SANTA CRUZ, Philippines (Reuters) - His brother kept telling him that the mine would reopen and he would be hired again: but when Winston Ordonez didn’t get a call from a mining firm, he took a laptop charger cable, tied it around his neck and hanged himself in his kitchen.
Ordonez worked at the nickel mine operated by Eramen Minerals Inc near Santa Cruz, a town in the mountains of the northern Philippines, that was suspended for environmental offences in July and later ordered to shut for good. He took his own life in September.
“He became depressed. He said his life was worthless,” his widow, Leni Modelo, told Reuters from their home where she is now raising their seven-year-old boy on her own. “He tried to find work in city hall but there was none.”
The Philippines is the world’s top nickel ore supplier and China’s huge demand for the raw material that makes stainless steel meant there was long a captive market for the four big mines in the Santa Cruz area.
But the suspension and closure of the mines by Environment and Natural Resources Secretary Regina Lopez has meant thousands of jobs have disappeared here. A crusader for the environment, Lopez has ordered the shutdown of 23 of the country’s 41 operating mines. She stepped up her crackdown on Tuesday, cancelling almost a third of the country’s contracts for undeveloped mines.
The mining sector employed 219,000 people as of end-September last year, according to government data. But the planned closures and the suspension of another five mines will affect about 1.2 million people, including families and businesses that rely on mining for a livelihood, according to Artemio Disini, head of the Chamber of Mines of the Philippines.
At Eramen’s mine, company president Enrique Fernandez said headcount had dropped to 150 from more than 1,000 previously and more workers could go by the end of this month.
In a nearby mine run by Zambales Diversified Metals Corp (ZDMC), owned by property-to-power firm DMCI Holdings Inc, the number in work has fallen to under 50 from a peak of 1,200, said Hendrik Martin, manager at ZDMC.
Ronald Esquiray, 39, was among those laid off. He now weaves bamboo strips to make walls for small huts, which pays half of what he used to earn in a day.
Many who lost their jobs tried their luck in Manila, Esquiray said, including his 20-year-old son who found work at a construction project.
Many residents of Santa Cruz won’t miss the mining. They say it denuded mountains, leading to heavy flooding in valley villages. Locals also blame the mines for the siltation of farmlands and rivers, and the destruction of the main road that heavy trucks used to rumble along carrying ore to the port.
Martin from ZDMC said mining is demonised so routinely in sermons at his local church that he has stopped attending the weekly service.
When it rains heavily here, thick mud rolls down from mine sites in the mountains, contaminating farmlands and streams below with nickel laterite ore.
Mining companies scrape the laterite off planting areas, but farmers and residents say it is only pushed to the side, submerging parts of houses. And the crop yield is far smaller than before, forcing farmers to use more fertilizer.

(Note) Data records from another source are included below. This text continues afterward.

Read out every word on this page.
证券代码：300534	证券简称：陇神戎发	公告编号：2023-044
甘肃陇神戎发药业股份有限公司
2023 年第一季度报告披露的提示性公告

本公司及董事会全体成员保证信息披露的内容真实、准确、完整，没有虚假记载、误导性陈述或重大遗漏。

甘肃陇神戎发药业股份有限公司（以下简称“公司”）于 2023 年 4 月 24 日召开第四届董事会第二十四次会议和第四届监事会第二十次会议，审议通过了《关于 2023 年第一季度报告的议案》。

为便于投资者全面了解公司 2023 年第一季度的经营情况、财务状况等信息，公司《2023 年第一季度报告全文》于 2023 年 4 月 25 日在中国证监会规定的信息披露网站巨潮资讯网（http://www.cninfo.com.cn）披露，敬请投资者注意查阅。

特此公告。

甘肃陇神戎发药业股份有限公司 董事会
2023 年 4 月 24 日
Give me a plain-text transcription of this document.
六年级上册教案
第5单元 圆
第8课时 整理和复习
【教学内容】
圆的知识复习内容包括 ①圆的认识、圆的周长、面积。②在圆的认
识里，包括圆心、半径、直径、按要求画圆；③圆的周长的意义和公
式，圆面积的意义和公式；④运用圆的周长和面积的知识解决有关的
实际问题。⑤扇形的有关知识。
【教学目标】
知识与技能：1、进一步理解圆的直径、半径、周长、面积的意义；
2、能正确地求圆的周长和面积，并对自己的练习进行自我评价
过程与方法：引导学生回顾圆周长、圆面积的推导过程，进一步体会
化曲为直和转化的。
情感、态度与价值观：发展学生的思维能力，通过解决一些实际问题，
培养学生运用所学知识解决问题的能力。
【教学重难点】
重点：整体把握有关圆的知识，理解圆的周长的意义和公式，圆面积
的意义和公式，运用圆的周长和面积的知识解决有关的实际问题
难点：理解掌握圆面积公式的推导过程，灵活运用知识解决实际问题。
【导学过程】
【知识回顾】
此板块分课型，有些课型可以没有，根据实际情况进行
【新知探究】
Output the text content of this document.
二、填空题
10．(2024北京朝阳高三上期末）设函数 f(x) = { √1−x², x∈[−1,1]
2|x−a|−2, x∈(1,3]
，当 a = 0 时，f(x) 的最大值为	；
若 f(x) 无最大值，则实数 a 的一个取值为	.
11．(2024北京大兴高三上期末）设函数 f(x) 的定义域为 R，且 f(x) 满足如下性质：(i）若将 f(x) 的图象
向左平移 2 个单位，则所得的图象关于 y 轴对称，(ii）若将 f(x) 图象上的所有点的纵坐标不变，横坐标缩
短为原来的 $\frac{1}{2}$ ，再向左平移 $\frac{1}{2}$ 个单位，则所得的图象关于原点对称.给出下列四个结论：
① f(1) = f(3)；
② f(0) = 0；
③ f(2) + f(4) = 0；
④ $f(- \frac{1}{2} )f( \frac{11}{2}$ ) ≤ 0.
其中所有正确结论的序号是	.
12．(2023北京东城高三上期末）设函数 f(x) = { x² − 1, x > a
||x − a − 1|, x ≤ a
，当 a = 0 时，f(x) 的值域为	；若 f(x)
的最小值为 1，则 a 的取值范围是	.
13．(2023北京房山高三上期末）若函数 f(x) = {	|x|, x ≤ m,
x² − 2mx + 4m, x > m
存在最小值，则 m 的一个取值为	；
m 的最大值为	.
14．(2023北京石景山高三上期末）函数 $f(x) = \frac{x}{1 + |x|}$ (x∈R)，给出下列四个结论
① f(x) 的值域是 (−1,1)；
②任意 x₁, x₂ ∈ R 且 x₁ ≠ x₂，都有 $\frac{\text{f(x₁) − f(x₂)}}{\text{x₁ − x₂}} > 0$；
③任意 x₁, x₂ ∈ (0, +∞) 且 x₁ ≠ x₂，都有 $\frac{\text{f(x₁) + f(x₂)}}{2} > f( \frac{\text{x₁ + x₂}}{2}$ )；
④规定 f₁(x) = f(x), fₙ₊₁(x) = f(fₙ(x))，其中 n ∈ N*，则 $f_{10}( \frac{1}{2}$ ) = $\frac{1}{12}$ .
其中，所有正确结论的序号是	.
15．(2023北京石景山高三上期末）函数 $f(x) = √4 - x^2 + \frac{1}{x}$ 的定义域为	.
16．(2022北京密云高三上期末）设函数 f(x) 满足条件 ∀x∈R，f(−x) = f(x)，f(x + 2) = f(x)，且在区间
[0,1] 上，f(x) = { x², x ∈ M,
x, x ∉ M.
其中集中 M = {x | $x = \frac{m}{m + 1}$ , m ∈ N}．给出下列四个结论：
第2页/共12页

Rice farmer Eduardo Morano lost money on his last crop as the harvest from his one-hectare plot more than halved. “I had to sell one of my animals to pay off debt. Then I had to take a new loan to buy more fertilizer,” he said.
The siltation has spread to rivers, said Edgardo Obra, vice chairman of the Concerned Citizens of Santa Cruz, pointing to one that he says had almost dried up because of the silt. “Kids used to dive here.”
Fishermen have to go farther into sea due to the sediment build-up closer to land, he said, adding that only a few town officials benefit from the funds allocated by mining companies to help communities around them.
“I feel like we were fooled,” said Obra, a Baptist pastor. As a former village official, he approved mining in the area but was dismayed two years later by the environmental damage.
As in Santa Cruz, opinions in government are divided on Lopez’s campaign. President Rodrigo Duterte has supported her decision to shut erring mines but his finance minister, Carlos Dominguez, wants a review of the order.
“When you take action like closing a mine, there are other considerations to be taken,” Dominguez said after a five-hour meeting with Lopez and other officials last week.
Countering accusations that he has a vested interest, Dominguez said he has no mine investments and has not been involved in the sector since 2006.
Miners have also questioned the appointment of Lopez, a former yoga missionary who describes herself as an eco-warrior.
Among them is Dante Bravo, president of nickel ore producer Global Ferronickel Holdings Inc, who says Lopez was “overwhelmed by her emotion without putting science into consideration”.